Peter Leithart, in case you missed it, recently wrote an article for First Things blog entitled: The End of Protestantism. It is essentially a rant about how Protestantism should basically go away, and at least go back to its original form as a theological movement which was really part of a larger ground swell to reform the Catholic church from within. He thinks the form Protestantism took over the last 500 years, or so, has run its course, and that, again, we should, at the least, go back to a reform movement within Catholicism instead of without it. I can agree that there are definitely excesses (understatement) within what counts as Protestantism today; especially in North American evangelicalism, of which I am a member. But, clearly, there is also an excess in Leithart’s litany of rant points. [Since I only have about 5 minutes to write this post, this will be quick, literally]

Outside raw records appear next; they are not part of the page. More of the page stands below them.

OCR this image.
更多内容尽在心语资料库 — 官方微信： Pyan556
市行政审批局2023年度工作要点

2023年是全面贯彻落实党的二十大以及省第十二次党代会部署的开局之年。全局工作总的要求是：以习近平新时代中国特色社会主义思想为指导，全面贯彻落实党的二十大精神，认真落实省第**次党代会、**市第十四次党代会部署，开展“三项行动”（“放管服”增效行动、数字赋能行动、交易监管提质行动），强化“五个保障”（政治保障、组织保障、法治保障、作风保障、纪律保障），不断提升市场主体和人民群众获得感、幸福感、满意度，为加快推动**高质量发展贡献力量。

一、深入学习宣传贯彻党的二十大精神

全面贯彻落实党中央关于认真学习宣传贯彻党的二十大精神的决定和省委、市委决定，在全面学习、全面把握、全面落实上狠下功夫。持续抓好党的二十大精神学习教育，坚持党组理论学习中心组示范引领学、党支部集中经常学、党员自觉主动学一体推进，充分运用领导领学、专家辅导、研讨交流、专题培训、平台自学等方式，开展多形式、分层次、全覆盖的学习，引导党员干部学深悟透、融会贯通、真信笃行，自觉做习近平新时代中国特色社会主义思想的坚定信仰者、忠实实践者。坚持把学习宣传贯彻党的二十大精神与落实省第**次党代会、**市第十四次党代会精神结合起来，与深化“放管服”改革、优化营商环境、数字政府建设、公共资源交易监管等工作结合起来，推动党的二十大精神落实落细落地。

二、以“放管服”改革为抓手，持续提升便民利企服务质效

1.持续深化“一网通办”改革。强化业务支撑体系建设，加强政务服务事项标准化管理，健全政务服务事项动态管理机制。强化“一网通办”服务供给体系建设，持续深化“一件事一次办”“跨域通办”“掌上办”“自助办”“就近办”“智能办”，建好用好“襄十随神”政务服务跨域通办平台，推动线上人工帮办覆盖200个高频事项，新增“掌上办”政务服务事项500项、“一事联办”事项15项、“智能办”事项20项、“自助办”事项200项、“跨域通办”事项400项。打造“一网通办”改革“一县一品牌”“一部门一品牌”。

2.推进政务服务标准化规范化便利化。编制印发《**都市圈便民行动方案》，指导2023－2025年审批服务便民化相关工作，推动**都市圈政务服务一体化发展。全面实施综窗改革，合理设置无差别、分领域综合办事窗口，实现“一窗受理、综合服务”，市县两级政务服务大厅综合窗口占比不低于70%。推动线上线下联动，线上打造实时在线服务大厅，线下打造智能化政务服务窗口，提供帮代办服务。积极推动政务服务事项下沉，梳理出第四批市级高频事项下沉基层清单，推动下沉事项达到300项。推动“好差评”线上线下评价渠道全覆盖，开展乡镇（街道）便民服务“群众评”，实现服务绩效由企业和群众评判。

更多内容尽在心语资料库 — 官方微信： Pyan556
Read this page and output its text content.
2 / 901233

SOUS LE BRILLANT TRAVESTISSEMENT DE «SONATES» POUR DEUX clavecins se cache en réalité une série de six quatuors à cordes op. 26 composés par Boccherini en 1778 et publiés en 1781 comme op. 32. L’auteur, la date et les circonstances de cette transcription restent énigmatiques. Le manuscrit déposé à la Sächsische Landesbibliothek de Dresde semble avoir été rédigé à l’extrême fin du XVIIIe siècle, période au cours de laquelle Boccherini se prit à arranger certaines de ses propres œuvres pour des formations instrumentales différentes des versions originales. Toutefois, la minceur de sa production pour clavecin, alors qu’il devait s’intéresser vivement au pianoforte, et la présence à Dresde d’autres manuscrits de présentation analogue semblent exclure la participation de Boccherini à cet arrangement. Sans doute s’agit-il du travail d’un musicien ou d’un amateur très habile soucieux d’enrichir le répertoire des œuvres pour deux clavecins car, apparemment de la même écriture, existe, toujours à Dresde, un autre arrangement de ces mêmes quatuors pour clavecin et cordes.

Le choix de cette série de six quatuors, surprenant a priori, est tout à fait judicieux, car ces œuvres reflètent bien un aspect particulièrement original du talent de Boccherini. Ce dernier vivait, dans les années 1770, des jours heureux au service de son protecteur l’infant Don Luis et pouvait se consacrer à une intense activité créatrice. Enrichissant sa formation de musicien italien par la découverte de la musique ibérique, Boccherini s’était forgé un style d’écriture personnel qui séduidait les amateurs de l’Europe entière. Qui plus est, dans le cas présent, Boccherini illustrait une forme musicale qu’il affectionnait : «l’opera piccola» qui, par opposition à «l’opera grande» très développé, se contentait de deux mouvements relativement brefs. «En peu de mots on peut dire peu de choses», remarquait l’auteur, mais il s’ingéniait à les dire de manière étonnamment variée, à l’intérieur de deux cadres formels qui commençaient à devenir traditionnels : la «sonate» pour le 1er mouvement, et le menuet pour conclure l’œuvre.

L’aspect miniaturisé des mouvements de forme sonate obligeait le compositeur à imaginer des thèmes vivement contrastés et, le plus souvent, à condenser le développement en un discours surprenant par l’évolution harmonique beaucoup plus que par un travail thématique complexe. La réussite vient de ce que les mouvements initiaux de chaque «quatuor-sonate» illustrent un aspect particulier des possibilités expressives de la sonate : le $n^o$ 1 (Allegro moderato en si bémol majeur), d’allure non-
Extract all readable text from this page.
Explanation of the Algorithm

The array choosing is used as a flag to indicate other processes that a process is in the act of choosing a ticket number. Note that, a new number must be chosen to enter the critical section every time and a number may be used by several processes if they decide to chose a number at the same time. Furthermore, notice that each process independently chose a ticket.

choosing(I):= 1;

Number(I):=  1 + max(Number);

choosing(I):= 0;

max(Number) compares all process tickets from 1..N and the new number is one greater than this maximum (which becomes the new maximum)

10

What Leithart, in my view, misses, in spades, is that Protestantism could never, nor should ever really end. I know the popular conception is that the distinction between Catholics and Protestants is around salvation, and ‘faith alone’ issues. But I think, while it does involve some of that (especially in contrast with Tridentine theology), the primary distinction that is still thick, is that Protestants operate from a theology of the Word (sola scriptura), whereas Catholics operate from a theology of the Church. The viva vox Dei (the living voice of God) is accentuated, for the Protestant, in and through Scripture (and for some like me, a ‘theology of the Word’ takes threefold form); but for the Catholic ‘the living voice of God’ comes first through the magesterium of the Holy Church. I can see why Leithart sees no real need for, and thus an ostensible end for the need of Protestantism; if, as many Protestants do, you operate (at a functional level) from a theology of the Church as primary to a theology of the Word, then indeed, what is the point for Protestantism to continue to exist?

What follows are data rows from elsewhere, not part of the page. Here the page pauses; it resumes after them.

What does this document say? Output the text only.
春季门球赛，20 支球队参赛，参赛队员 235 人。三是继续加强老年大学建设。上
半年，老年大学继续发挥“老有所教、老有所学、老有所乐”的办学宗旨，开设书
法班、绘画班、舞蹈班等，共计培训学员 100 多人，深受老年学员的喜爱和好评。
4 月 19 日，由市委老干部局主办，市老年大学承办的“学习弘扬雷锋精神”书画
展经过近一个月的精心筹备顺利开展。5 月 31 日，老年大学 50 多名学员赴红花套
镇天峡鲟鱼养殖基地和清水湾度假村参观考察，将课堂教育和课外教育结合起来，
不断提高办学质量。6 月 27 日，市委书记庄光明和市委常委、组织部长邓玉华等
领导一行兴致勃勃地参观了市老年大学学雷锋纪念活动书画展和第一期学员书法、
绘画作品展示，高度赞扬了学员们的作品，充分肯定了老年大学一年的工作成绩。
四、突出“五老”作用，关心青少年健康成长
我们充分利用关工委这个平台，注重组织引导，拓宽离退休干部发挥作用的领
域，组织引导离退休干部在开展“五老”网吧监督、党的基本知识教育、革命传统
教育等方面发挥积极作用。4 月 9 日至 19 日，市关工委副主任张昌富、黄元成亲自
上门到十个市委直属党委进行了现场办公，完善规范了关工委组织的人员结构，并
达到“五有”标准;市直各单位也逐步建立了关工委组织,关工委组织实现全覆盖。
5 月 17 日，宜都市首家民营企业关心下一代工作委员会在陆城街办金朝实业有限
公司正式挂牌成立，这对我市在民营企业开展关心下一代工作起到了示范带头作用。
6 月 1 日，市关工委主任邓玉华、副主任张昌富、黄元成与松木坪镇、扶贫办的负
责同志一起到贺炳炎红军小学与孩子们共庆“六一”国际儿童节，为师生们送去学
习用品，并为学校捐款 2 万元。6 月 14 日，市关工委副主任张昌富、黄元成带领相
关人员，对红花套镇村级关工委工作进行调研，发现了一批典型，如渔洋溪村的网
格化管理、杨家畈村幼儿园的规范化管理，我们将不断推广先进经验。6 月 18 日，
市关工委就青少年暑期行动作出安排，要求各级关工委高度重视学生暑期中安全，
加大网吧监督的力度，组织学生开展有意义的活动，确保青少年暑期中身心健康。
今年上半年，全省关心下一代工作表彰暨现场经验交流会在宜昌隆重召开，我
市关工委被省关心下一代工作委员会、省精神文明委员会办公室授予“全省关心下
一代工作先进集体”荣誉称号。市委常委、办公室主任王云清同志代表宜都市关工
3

The point is, is that Protestants always have and always will see the Word as primary to the Church; and rightfully understood, the Word in its first reality is none other than Jesus Christ himself (John 1:1), of which Scripture becomes His speech declared in words (by the Holy Spirit’s administration) for His church. If we could really appreciate this, both Catholic and Protestant, I could see an end for Catholicism in the making more than for Protestantism.